The business elite is aware of the influence of the mass media. We witness, as a result, conflicts between different groups, for the control over information channels in a broad sense of the word. With no norms regulating judicial and economic relations between journalists and their ‘‘masters’’, the private mass media degenerate to a tool for fighting between economic and bureaucratic clans.

Russian business consists of three unequal parts. Its first and minor sector includes those major financial groups that grew up on state budgetary funds and on the access to administrative resources. These groups fiercely fight with each other and new groups emerge. Part of their antagonism to each other is expressed in claims and counterclaims of corruption. The emergence of scandals reveals the real situation to the people and inhibits some impudent corruption-related actions.

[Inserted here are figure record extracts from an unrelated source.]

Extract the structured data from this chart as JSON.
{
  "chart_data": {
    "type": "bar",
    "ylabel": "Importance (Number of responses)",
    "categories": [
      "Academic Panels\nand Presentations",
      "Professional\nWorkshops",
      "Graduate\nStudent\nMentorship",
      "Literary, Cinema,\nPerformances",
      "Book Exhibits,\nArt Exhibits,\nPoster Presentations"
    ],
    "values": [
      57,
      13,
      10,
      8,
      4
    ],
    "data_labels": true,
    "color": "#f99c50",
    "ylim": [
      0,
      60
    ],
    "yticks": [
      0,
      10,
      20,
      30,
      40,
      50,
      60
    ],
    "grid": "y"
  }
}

The second sector of Russian business embraces representatives of the ‘‘second echelon’’ of business. They were not allowed and often did not strive, because of fear or principle to secure access to the budget feeding trough, and for that reason are interested in fair rules of the economic game. Entrepreneurs who succeeded under conditions of real competition are not interested in the intermingling of political power and business that nurtures corruption. This part of Russian business is fragmented and did not develop permanent effective mechanisms for the protection of their interests. The authorities, following the already formed tradition, maintain contact with the representatives of the first group of businessmen, while basically ignoring the much more numerous second group.

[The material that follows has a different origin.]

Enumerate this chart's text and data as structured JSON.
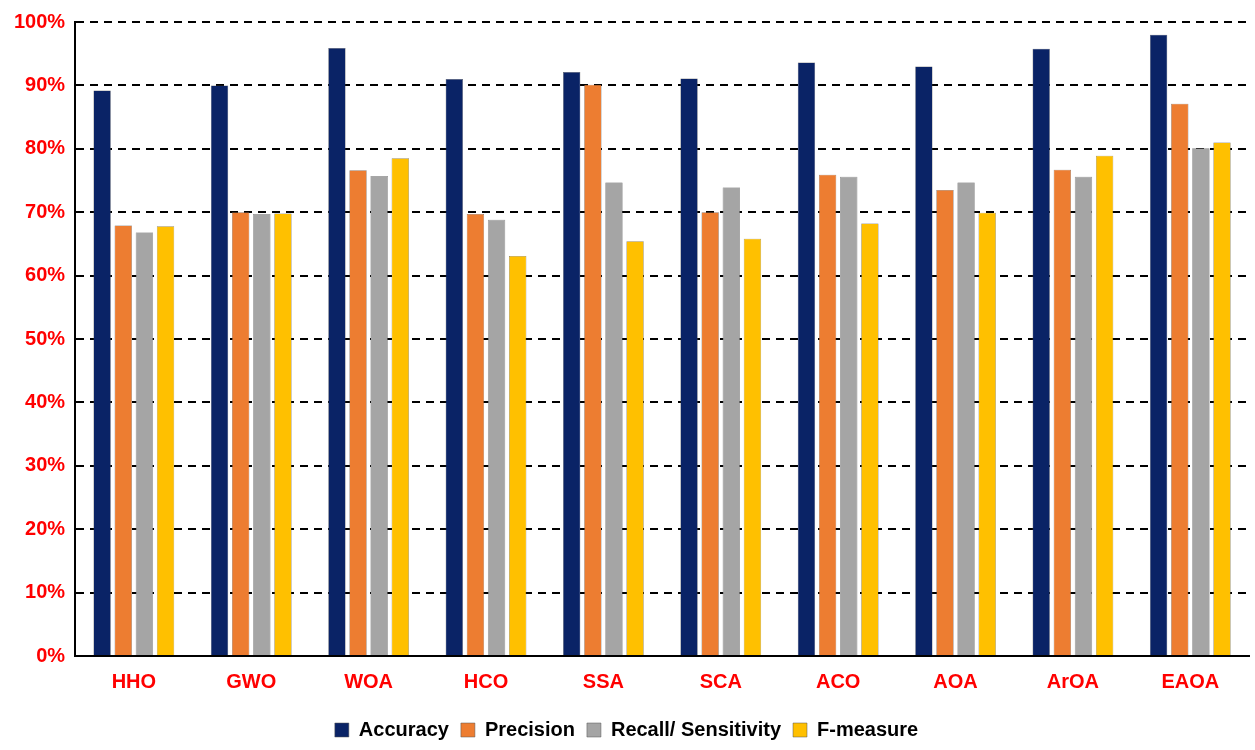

The third group of the Russian businessmen, often referred to as ‘‘small and medium business’’, which is a base for the middle class, is literally ensnared by grassroots corruption. For them, corruption hinders business activity and debases the entire social stratum. This becomes a source of social tension for these groups, which, as history shows, were the catalyst not only of bourgeois revolutions but also of fascism.

The mainstream of Russian society is disillusioned by the incompetence and lack of will of the authorities. This disillusionment is maintained by a stable stereotype of deep state corruption. Russian public opinion, which is still not protected by the entrenchment of civil responsibility and adherence to democratic principles, is prone to the temptations of simple solutions. One of the most widespread myths is in the desirability of a ‘‘strong hand’’. For that reason it will be very hard to gain the trust and support of the people for the implementation of an anti-corruption program.

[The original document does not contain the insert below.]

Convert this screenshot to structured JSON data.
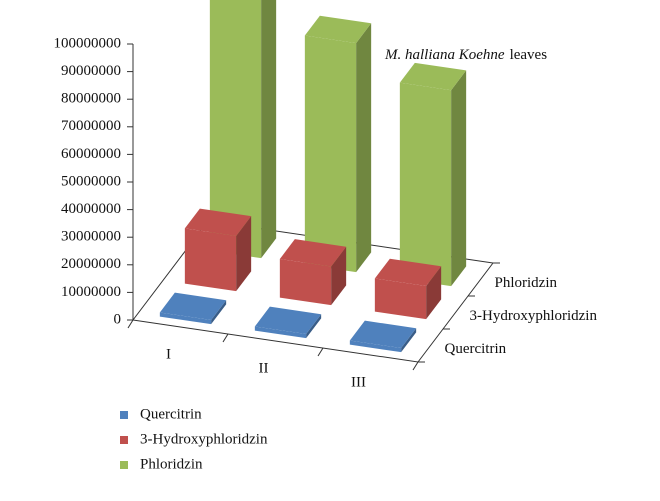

The Russian authorities themselves are, at the same time, concerned with losing the trust of society. They need the approval of voters when elections take place.

Declaring opposition to corruption is one way of gaining popular support. Representatives of all parts of the political spectrum gladly use anti-corruption rhetoric.

Measures aimed at constraining corruption prove to be either symbolic or fragmentary. Several obstacles hinder the launching and implementation of anti-corruption measures. High-ranking figures may themselves be accused of involvement in corruption. There is a large group of officials not interested in changing the status quo. Old stereotypes dominate within the state bureaucracy and they dictate straightforward non-effective approaches to the solution of corruption-related problems.

Eliminating corruption is inseparable from the radical redesign of the mechanisms of state management. The implementation of an anti-corruption program requires political support from political elites who benefit from the continuing system. The state, which should lead the fight against corruption, is the instigator of conditions that facilitate corruption. This makes the design of public policy to combat corruption difficult. At the same time, the public has no reason to change their perceptions and behavior, which accommodates corruption as part of normal life. No systemic change can therefore take place to affect the basic concepts, values and behavioral stereotypes of public officials and the people they serve.